Hello Regine, 1st of all sorry that we haven't replied for a while. We are working on this issue, but it seems quite more complex to come up with an orthodox solution, specially when we are looking after fixing this reconfig issue but also see if we can support a daemon reload. Regards, Carlos.
Hi Regine, Well, that's interesting. I've successfully set an out-of-band communication between an emulated IPMI (using ipmi_sim), and acct_gather_energy/ipmi (slurmd). It was properly getting power metrics for awhile, then issued and scontrol reconfig. In this scenario, I've got a segfault. Which is what I was expecting from you as well. Why I was expecting you to segfault? Well, at least in the git 21.08 branch (HEAD), this is what it's happening to me. And it makes sense, because variables like: sensors start_current_energies descriptions are freed in the plugin's fini function. And this function is called after issuing a reconfig. Then, it gets inited again. But I see none of them properly reinitied after a reconfig. They remain pointing to a freed memory. In fact, in my case, I see them NULLed in GDB. I think the discrepancy here about segfaulting or not is because I have all the debug stuff enabled, plus no optimizations and all the developer things enabled. While, I guess you don't, and slurmd is trying to access to the old pointer data. In any case, your values are wrong because we're not properly handling reconfig. And that's what it matters in the end, whether segfaulting or not. So now I'm going to look after a fix for this. Thanks, Carlos.

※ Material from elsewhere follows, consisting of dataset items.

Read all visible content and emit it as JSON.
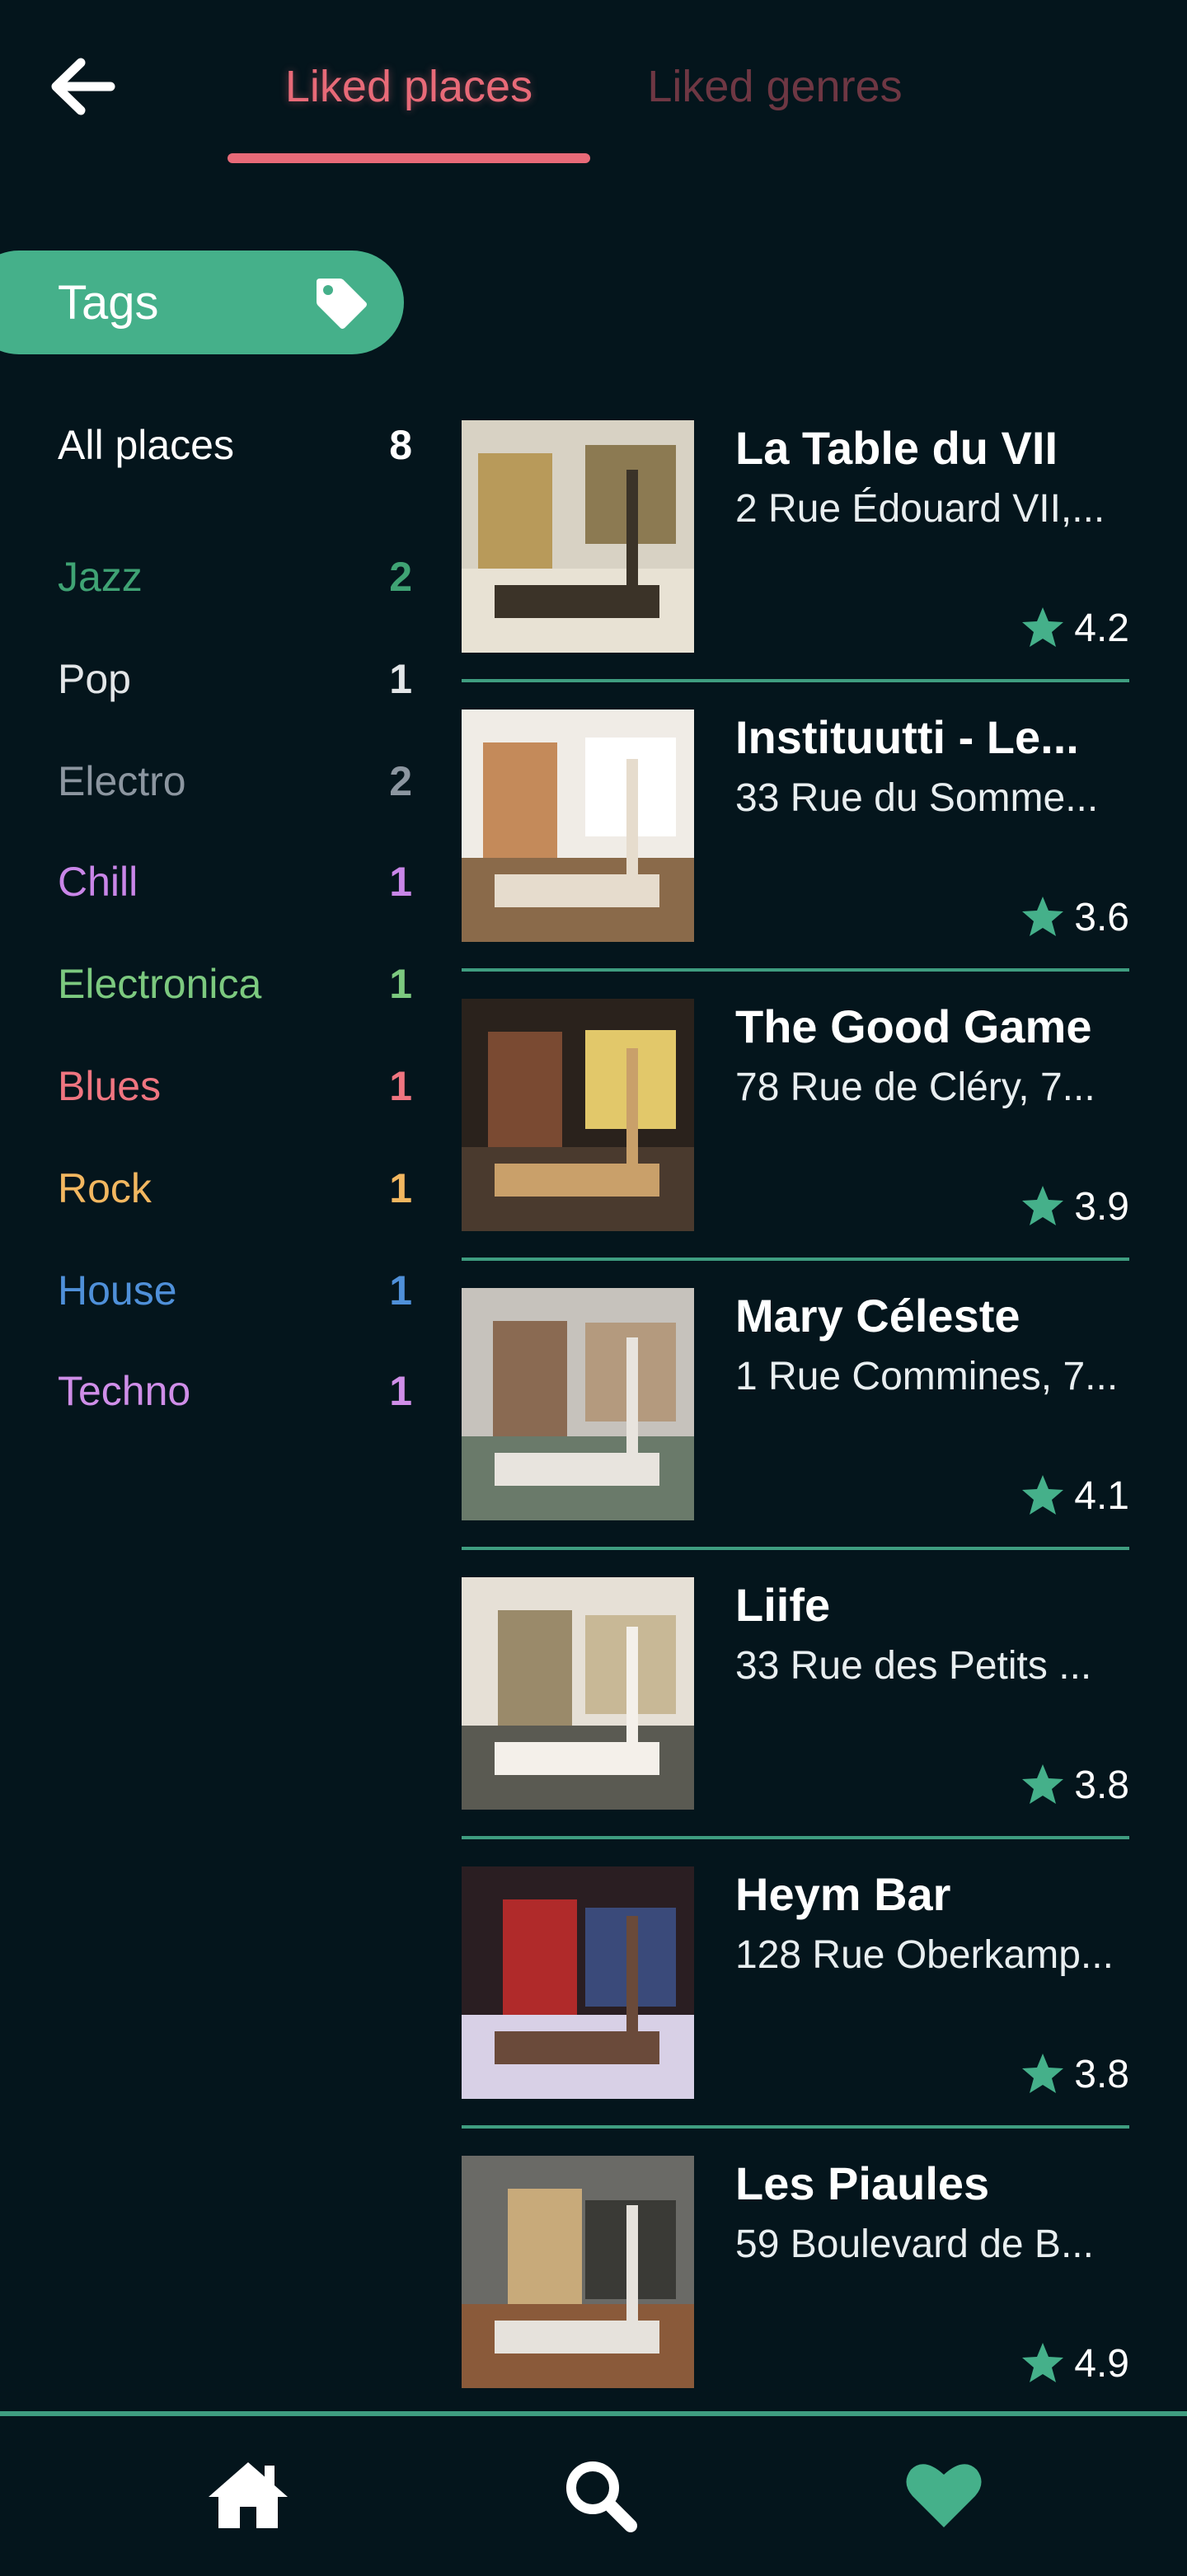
{
  "header": {
    "tabs": [
      {
        "label": "Liked places",
        "active": true
      },
      {
        "label": "Liked genres",
        "active": false
      }
    ]
  },
  "tags": {
    "label": "Tags"
  },
  "genres": [
    {
      "label": "All places",
      "count": "8",
      "color": "#ffffff"
    },
    {
      "label": "Jazz",
      "count": "2",
      "color": "#3fa374"
    },
    {
      "label": "Pop",
      "count": "1",
      "color": "#e3e6e8"
    },
    {
      "label": "Electro",
      "count": "2",
      "color": "#8c96a0"
    },
    {
      "label": "Chill",
      "count": "1",
      "color": "#c986e8"
    },
    {
      "label": "Electronica",
      "count": "1",
      "color": "#7cc97f"
    },
    {
      "label": "Blues",
      "count": "1",
      "color": "#ef7580"
    },
    {
      "label": "Rock",
      "count": "1",
      "color": "#f2b760"
    },
    {
      "label": "House",
      "count": "1",
      "color": "#4f90d9"
    },
    {
      "label": "Techno",
      "count": "1",
      "color": "#cf8ee8"
    }
  ],
  "places": [
    {
      "name": "La Table du VII",
      "address": "2 Rue Édouard VII,...",
      "rating": "4.2"
    },
    {
      "name": "Instituutti - Le...",
      "address": "33 Rue du Somme...",
      "rating": "3.6"
    },
    {
      "name": "The Good Game",
      "address": "78 Rue de Cléry, 7...",
      "rating": "3.9"
    },
    {
      "name": "Mary Céleste",
      "address": "1 Rue Commines, 7...",
      "rating": "4.1"
    },
    {
      "name": "Liife",
      "address": "33 Rue des Petits ...",
      "rating": "3.8"
    },
    {
      "name": "Heym Bar",
      "address": "128 Rue Oberkamp...",
      "rating": "3.8"
    },
    {
      "name": "Les Piaules",
      "address": "59 Boulevard de B...",
      "rating": "4.9"
    }
  ],
  "bottom_nav": [
    {
      "icon": "home-icon"
    },
    {
      "icon": "search-icon"
    },
    {
      "icon": "heart-icon"
    }
  ],
  "colors": {
    "background": "#04151c",
    "accent_green": "#45b08a",
    "accent_pink": "#e86a78",
    "divider": "#3f9d80"
  }
}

Hi Regine, We have a potential fix for this bug, and we are now testing it. It looks promising and, if it passes our 1st internal testing round, I want to bring you the opportunity to apply this fix in your cluster. It would be an early access patch that could still suffer from modifications but it would be very valuable to have the patch tested in your HW. If you agree, I'll send the patch as soon as we consider it good enough to share. Regards, Carlos.

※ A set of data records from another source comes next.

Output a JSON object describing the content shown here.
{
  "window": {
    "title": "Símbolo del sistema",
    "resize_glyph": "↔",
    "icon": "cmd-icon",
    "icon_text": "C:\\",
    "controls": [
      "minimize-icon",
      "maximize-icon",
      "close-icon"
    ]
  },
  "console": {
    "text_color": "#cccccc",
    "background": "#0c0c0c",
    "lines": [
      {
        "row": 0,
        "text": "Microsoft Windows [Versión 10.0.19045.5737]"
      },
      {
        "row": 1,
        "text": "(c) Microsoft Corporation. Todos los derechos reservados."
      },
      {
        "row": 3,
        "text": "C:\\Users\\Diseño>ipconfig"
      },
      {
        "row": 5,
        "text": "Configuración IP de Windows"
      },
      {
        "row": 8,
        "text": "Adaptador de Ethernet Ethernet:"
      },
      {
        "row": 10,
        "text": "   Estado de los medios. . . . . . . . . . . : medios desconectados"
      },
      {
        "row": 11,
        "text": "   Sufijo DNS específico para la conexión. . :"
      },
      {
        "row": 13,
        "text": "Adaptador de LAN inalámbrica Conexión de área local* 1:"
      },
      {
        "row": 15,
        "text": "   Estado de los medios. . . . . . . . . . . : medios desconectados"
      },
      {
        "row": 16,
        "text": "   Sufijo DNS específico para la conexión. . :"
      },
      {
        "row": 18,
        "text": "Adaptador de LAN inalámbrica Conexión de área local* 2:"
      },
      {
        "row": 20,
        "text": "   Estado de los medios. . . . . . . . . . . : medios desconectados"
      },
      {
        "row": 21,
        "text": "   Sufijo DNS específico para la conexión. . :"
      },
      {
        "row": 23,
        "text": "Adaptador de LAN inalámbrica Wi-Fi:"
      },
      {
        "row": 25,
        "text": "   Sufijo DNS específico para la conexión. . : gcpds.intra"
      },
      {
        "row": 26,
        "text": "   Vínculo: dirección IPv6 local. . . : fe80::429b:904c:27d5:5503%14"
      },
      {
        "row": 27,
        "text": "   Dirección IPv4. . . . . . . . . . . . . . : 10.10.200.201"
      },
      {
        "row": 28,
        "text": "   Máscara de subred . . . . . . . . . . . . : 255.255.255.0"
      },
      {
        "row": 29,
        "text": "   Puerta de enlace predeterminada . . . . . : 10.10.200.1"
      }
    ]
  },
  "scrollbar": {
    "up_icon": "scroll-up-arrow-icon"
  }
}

Hi, Yes we would be happy to have the patch
FYI: Atos has another customer that may also be experiencing this problem (Meteo France). They are running Slurm 20.02. We would like to provide them with your fix when it is available. We can rework it for 20.02 if necessary.
"I'll send the patch as soon as we consider it good enough to share." Ok for meteo when do you think you could provide us the patch ? Thanks
This bug should have now higher priority as many users are writing papers on energy consuming based on false datas... So they are complaining about it.
Se ware slowly upgarding machien one by one to 20.11.8
(In reply to Regine Gaudin from comment #42) We are slowly upgrading machine one by one to 20.11.8
Hi, We don't have an ETA for this, even though we have a proposal that is going to be reviewed soon. In any case, I've upgraded the sev to 3 to reflect your needs. I'll let you know once I have more information. Best regards, Carlos.
Hi Regine, Commit: https://github.com/SchedMD/slurm/commit/d52c2e4f76c765872b114b12f3462e6885f27659 merges in 21.08 the commits added in master to fix this issue. You'll see the fixes address both scontrol reconfig and slurmd process restart, which was another issue found while fixing reconfig. Cheers, Carlos.